“The job market continues to power forward,” said Mark Zandi, chief economist at Moody’s Analytics, which produces the report with ADP. “Abstracting from the monthly ups and downs, job growth remains a stalwart between 150,000 and 200,000. At this pace, which is double the rate of labor force growth, the tight labor market will continue getting tighter.”
In addition to reflecting a tightening labor market, slower hiring “may also be a sign businesses are holding off on expansion plans until they see more evidence the new administration’s plans are translating into legislation that will reduce taxes and spur growth,” writes Patricia Laya at Bloomberg.
Where the Jobs Are
Goods-producing industries produced a net total of zero jobs last month, with manufacturing adding 6,000 jobs, but mining and construction shedding 4,000 and 2,000 jobs respectively.

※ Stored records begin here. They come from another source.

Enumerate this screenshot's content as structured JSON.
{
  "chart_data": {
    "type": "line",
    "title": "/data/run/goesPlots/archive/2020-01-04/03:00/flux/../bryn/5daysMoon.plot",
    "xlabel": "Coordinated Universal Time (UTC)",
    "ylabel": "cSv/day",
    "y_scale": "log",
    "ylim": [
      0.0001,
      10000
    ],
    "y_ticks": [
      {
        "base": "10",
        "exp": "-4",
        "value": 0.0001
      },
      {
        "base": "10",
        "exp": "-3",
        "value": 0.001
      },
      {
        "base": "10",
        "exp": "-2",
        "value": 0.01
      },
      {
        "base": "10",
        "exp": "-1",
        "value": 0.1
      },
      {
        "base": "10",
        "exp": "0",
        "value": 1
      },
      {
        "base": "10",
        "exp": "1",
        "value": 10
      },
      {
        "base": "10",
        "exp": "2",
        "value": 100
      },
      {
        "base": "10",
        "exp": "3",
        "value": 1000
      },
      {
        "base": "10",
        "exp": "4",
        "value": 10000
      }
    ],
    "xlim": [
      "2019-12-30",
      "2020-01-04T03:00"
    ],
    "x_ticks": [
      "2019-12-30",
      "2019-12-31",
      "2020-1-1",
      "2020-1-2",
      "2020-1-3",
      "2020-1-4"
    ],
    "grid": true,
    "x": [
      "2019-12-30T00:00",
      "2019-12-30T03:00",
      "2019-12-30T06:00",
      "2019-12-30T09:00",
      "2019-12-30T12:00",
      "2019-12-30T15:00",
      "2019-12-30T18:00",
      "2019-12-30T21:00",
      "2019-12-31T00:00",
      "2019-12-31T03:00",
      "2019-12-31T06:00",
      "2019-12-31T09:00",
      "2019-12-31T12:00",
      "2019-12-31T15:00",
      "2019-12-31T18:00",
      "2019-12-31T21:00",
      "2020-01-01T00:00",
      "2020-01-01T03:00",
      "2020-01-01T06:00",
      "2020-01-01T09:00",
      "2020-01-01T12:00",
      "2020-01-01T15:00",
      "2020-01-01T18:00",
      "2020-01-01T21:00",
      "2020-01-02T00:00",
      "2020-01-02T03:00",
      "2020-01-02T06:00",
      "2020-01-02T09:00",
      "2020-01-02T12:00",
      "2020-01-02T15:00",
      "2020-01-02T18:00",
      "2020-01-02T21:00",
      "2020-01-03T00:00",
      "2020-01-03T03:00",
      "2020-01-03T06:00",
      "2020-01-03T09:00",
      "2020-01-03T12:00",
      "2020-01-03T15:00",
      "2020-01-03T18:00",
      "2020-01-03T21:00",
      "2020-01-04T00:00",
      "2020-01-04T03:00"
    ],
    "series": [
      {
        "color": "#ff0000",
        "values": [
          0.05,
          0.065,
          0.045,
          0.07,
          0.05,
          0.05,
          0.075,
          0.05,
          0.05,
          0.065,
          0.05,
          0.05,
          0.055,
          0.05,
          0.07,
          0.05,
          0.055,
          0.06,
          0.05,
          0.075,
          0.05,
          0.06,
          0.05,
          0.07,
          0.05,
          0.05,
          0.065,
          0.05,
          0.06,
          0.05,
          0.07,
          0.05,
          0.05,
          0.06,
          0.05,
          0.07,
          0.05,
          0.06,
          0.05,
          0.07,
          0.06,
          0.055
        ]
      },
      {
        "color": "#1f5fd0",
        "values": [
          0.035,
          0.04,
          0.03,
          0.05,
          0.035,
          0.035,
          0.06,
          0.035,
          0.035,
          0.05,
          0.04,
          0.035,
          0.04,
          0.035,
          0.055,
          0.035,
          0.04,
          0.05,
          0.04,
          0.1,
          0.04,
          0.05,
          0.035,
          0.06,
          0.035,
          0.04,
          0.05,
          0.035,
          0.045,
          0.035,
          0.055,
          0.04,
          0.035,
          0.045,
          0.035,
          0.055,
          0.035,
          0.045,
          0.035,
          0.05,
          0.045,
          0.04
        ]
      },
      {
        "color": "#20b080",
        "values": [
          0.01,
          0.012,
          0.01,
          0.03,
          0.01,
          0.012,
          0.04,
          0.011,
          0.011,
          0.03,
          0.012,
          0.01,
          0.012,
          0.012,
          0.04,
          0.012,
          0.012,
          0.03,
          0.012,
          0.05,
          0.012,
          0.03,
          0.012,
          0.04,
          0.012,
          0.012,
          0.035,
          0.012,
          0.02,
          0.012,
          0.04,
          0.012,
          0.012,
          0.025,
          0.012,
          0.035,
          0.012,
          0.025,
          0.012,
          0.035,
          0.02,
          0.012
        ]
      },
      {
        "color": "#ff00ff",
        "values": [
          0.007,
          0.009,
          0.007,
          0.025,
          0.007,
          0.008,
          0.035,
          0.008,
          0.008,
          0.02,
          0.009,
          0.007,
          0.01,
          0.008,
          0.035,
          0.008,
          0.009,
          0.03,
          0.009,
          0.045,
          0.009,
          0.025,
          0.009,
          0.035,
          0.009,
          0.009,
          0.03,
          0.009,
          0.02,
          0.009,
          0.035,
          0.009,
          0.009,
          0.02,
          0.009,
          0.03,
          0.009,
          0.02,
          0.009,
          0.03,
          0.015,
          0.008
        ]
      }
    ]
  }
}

Gains in service-providing industries were centered in professional/business services (+69,000 jobs), healthcare (+33,000 jobs), trade/transportation/utilities (+30,000 jobs), financial activities (+10,000 jobs), and leisure/hospitality (+11,000 jobs).
Medium-sized businesses (50-499 employees) added the most jobs last month, at 91,000. Large businesses (500+ employees) added 50,000 jobs, and small businesses (1-49 employees) added 17,000 jobs.
The State of Wage Growth
Tomorrow’s jobs report from the Labor Department will include data for public and private, non-farm payrolls. Economists polled by Reuters predict that it will show the addition of 179,000 jobs, and an unemployment rate holding steady at 4.3 percent.
The Bureau of Labor Statistics’ report will also include information on wage growth. The PayScale Index, which updated today, shows that U.S. wages grew 0.5 percent between Q1 and Q2 2017. However, real wages were flat. The buying power of workers’ wages is 7.4 percent lower today than it was in 2006.